L’affaire Montegnat me tombe sur le râble à une période où je viens de conclure discrètement une histoire de kidnapping. La kidnappée était une certaine Marie-Laure Aubois, milliardaire de profession et renommée uniquement de ce fait. Je la cite nommément par pure forme car son nom, sa vie et son kidnapping ne tiennent qu’une place marginale dans ce récit, et passe donc sur les détails de cette lamentable affaire.

Je souffle un peu, rabiboche mon ego émotionnel aux terrasses des cafés, lorsque ma kidnappée décide, en remerciement du service rendu, sans me consulter et très sottement, d’oeuvrer pour la prospérité de mon agence en annonçant l’exploit de son sauveur à un canard que je ne nommerai pas, lequel s’empresse de vendre l’information à des quotidiens nationaux à fort tirage, à savoir : ceux qui paient le mieux.

Le lendemain, ces presses publient l’événement à la une.

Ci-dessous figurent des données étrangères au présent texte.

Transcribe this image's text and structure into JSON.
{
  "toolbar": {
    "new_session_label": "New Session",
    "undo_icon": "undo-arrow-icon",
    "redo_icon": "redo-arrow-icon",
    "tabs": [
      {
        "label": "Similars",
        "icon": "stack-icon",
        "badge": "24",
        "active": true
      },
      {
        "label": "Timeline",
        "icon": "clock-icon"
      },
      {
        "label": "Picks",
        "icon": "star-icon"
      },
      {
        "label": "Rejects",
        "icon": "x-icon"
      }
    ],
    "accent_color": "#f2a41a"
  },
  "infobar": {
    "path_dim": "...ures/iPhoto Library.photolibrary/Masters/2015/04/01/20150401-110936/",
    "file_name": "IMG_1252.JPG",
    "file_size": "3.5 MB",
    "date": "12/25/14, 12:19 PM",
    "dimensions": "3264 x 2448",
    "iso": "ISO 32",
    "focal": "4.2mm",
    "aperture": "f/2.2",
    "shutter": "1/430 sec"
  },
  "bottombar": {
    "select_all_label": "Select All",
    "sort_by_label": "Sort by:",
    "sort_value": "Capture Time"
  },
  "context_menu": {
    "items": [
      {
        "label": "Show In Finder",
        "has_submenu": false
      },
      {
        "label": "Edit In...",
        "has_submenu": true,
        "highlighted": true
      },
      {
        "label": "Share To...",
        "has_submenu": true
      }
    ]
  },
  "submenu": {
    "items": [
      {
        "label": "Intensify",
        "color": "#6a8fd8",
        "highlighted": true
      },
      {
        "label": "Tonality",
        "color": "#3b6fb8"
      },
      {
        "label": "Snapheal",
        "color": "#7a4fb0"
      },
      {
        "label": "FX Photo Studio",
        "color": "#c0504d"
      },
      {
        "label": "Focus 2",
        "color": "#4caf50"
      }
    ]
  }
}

Le soir, la télévision leur fait écho au Vingt-Heures, et moi, Clovis Allard, je deviens héros, alors que mon métier et mes gènes m’assignent discrétion et modestie.

Fatalement, après un tel tapage médiatique, la police, via ma vieille connaissance le commissaire Aristide Jacquemart, revenu à ses premières amours : le SRPJ de Marseille, me demande des comptes. Fatalement aussi, étant devenu demi-dieu national, considérant en outre que la célébrité est une superbe forme de la connerie, mes oreilles commencent à bourdonner et la moutarde à me monter au nez. Fatalement enfin, je me mets à rêver d’évasion.

Ce 10 mai, après moult convocations à l’Hôtel de police et autres poudres d’escampette pour échapper aux paparazzis, je me surprends à lever des yeux rêveurs vers les arbres des avenues, songeant qu’en ma Provence des montagnes le printemps doit avoir meilleure mine que le vert maladif des platanes et des flics marseillais.

L’affaire Montegnat commence là.

Elle commence brutalement sous forme d’un appel téléphonique de ma mère m’annonçant d’une voix guillerette la mort du cousin Célestin, de Saint-Amand-de-Beauvoir, en Provence du Verdon.